Galin slapped her hands together to better spread the chalky powder over their surface. It sent up a cloud of dust that made her sneeze, and when her site cleared, she couldn’t help but smile. The view of the stadium from the sidelines of the field never ceased to make her giddy. Ever since she had watched her first town game, at the state mandated age of five, all she had wanted to do was be down here, in the middle of the action.
Not on the field, because that was a level of pain she couldn’t handle, but as a Trainer. Physician, physical therapist, stretcher, surgeon, tension reliever. Whatever the players needed, she was there to handle it. She’d heard rumors of some of the things the players could demand, but it was her first week actually working with the team, and she couldn’t be certain how much of it was truth and how much of it was designed to scare rookie Trainers away from the favored Athletes.
While the politics between trainers could get rough, it was nothing compared to the politics surround the Game in its entirety. This is where the State flourished–on and off the field. Competition within the state was stiff to be the best of the best, trades between teams were incentives on business deals, coporate and political sponsorship was integral to a team’s success. The bigger your sponsors, the better your chances for winning, or at least buying out the referees. And of course, the best of the best were selected for the State’s All-Star team. And once a year, they competed against the best teams from all the other states. Competition between the States determined trade agreements, treaties and marriages; it was a form of war. Land traded States, companies were bought out by the whim of the winds on the ball.
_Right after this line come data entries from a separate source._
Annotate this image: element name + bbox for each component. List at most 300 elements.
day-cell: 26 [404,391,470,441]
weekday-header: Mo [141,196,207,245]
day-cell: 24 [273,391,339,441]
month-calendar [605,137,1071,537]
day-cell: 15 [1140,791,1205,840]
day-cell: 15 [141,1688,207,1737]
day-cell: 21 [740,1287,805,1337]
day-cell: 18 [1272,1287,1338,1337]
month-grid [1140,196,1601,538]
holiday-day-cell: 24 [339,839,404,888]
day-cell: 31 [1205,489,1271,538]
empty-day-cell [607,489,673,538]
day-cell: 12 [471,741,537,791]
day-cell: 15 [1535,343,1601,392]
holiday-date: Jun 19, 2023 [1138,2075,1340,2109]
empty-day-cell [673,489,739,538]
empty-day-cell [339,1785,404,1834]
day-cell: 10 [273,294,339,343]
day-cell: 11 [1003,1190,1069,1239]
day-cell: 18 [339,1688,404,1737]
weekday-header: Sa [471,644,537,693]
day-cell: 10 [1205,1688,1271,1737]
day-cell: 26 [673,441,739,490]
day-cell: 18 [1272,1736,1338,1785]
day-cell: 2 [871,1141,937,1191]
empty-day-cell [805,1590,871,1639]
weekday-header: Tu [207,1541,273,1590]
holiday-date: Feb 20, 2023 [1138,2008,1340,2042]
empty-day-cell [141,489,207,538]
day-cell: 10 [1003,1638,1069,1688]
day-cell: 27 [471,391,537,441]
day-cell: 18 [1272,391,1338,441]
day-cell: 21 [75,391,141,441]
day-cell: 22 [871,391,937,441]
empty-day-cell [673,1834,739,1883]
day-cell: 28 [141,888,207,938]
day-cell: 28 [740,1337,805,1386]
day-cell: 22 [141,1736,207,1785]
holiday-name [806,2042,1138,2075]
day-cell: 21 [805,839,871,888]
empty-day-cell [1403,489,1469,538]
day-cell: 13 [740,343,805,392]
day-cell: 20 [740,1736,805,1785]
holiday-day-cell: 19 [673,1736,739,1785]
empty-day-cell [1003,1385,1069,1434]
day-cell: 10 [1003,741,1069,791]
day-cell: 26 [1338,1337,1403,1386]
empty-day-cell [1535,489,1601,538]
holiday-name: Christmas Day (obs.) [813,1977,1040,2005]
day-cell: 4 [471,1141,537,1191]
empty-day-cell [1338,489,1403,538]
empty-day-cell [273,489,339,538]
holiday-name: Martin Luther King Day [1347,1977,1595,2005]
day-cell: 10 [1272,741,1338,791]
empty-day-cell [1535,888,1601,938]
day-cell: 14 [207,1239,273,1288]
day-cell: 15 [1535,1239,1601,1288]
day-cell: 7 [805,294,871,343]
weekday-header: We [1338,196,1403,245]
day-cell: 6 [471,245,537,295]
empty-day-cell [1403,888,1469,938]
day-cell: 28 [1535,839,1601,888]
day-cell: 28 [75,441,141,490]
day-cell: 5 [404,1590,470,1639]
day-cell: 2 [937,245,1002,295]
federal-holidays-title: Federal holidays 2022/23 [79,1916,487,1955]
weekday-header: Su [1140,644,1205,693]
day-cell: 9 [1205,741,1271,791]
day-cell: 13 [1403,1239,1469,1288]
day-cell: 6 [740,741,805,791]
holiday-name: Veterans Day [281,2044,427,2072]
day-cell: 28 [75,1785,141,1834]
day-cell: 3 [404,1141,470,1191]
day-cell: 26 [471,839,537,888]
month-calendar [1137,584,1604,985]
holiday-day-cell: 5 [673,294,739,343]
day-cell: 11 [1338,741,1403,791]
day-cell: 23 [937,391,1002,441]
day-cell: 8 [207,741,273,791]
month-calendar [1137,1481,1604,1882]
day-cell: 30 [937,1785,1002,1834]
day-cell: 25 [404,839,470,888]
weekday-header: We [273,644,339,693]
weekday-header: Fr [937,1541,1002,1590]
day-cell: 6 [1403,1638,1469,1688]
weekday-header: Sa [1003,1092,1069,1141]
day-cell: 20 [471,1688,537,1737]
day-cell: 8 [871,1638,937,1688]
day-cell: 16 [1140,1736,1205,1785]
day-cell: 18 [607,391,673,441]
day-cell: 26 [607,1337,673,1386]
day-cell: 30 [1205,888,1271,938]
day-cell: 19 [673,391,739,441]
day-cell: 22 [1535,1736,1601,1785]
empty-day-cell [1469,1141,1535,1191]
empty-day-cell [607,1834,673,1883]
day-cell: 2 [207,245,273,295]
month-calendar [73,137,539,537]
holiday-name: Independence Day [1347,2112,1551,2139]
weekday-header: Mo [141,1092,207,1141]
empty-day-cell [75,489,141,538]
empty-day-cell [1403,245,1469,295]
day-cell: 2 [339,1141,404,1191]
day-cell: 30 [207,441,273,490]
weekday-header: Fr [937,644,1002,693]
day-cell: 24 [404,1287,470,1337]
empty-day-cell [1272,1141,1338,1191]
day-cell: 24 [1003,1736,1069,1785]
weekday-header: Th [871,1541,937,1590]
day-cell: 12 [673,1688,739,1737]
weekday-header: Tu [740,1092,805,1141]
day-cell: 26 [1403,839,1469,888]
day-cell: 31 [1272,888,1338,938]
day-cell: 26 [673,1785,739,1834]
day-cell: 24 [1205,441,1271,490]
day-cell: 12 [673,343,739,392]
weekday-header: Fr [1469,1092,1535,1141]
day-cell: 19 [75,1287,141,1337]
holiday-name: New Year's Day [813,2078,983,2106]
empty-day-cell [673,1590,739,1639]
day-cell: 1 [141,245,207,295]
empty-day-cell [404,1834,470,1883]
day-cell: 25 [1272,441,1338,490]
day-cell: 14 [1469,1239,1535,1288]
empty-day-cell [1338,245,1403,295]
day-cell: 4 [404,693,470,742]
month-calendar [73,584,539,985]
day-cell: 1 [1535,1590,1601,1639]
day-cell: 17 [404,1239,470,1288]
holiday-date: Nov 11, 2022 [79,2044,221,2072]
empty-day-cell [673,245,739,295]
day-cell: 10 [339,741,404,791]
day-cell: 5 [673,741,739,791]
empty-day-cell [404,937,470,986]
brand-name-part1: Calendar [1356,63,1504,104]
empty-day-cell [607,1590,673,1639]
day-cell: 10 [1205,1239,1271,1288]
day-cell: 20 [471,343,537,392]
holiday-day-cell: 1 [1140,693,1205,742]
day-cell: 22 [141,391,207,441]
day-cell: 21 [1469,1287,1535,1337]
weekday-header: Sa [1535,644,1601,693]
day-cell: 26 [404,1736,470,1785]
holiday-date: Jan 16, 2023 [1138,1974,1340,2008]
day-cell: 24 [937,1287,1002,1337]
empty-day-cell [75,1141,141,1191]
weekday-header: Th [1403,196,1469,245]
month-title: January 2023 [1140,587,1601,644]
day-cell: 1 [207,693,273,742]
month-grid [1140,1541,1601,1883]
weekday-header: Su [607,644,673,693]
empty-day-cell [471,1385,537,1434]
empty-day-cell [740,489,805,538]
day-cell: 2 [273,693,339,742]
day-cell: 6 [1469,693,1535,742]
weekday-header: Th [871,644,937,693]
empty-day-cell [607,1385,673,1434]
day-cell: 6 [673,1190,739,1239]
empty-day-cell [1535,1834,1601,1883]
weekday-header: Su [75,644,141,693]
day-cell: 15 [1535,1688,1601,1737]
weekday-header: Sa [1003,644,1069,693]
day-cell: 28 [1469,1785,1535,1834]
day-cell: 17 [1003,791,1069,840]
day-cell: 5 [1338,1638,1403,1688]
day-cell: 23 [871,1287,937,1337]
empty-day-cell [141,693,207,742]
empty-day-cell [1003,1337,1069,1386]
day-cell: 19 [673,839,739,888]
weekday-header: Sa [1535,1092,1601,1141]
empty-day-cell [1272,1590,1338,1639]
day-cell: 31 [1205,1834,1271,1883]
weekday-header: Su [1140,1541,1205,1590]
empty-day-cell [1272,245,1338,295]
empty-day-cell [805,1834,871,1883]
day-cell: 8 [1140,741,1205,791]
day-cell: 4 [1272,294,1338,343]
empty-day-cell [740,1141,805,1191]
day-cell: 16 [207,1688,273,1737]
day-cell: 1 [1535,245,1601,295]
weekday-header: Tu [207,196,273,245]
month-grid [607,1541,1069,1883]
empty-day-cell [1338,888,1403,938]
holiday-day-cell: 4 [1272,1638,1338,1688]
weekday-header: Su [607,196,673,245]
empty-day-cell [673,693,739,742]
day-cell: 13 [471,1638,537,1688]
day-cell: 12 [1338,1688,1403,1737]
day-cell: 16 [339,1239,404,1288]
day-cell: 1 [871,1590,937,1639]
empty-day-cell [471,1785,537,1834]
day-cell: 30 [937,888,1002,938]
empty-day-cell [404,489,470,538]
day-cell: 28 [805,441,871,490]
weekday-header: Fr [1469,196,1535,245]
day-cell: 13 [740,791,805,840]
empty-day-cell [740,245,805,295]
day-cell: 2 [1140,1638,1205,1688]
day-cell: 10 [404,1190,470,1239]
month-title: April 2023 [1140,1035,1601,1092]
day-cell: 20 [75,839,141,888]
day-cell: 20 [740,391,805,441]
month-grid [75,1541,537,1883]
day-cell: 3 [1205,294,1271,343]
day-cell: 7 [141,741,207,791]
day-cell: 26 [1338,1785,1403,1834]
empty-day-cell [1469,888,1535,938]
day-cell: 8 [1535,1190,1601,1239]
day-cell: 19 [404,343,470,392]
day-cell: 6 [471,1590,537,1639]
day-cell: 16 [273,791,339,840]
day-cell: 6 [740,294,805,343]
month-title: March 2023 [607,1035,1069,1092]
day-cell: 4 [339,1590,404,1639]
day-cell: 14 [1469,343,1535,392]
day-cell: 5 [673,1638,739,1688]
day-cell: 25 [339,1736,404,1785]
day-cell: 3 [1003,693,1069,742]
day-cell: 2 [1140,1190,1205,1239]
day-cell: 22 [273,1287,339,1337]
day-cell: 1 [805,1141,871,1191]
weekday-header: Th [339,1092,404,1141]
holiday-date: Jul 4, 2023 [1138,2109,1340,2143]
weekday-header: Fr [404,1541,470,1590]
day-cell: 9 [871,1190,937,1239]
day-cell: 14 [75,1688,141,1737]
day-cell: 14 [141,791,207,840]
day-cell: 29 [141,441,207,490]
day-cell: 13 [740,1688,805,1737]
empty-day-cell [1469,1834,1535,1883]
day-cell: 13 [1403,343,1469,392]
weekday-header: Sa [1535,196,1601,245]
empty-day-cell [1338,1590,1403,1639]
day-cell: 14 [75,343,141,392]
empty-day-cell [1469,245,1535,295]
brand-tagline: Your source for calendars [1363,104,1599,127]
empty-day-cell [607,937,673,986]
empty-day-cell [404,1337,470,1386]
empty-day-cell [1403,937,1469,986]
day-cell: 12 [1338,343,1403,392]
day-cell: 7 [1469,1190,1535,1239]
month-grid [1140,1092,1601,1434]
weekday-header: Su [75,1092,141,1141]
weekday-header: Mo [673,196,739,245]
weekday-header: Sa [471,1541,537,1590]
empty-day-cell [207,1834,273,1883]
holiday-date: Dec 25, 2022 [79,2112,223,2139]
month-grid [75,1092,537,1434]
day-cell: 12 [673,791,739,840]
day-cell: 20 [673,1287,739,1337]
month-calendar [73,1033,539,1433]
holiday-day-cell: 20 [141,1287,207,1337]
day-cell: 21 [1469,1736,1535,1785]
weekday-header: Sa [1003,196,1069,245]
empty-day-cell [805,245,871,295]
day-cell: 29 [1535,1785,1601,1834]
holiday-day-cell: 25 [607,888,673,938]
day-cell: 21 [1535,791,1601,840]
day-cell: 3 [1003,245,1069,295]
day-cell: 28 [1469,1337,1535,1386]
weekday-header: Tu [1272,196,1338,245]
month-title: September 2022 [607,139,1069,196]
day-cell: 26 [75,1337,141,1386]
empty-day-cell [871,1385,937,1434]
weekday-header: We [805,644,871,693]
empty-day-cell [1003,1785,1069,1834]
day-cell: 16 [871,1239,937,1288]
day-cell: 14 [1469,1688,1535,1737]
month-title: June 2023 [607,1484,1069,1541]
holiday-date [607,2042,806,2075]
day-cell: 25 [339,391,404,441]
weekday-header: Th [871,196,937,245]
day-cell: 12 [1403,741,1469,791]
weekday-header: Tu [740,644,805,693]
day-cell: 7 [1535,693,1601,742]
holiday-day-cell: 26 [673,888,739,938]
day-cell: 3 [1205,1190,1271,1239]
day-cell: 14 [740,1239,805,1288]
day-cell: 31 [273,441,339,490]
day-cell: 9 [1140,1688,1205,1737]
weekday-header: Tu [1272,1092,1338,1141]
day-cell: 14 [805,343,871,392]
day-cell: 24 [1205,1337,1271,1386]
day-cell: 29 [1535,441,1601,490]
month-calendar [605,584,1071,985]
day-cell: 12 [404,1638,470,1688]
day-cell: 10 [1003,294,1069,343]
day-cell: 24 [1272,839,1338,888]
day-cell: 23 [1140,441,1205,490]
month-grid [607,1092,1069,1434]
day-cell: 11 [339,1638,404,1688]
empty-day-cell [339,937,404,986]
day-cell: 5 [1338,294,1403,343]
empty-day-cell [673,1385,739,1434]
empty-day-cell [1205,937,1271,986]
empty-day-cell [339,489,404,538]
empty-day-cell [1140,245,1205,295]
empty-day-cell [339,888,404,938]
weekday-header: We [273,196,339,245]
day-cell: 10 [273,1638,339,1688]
There were no ties and there were no games called on account of weather. Athletes died every year on the field to be replaced by new young men, eager to show their worth and start gaining sponsorship. Nearly all of them arrived at the stadium with one sponsor from their hometown, or they never could have afforded the trip.
Galin watched one of the new boys warming up on the field now, frowning at the large grouping of sponsor patches on his tunic already. She didn’t know how he had managed to snag the eye of one of the lesser Senators, but that was his insignia above the young man’s heart. Perhaps it was a family connection, that sometimes happened.
A horn sounded from in front of the stadium and the waiting crowd roared in response. This call was repeated two more times, louder at each repetition, until the gates were thrown open and the crowds rushed in to fill the stone pews. The entire city was there, eager to watch that day’s bloodbath.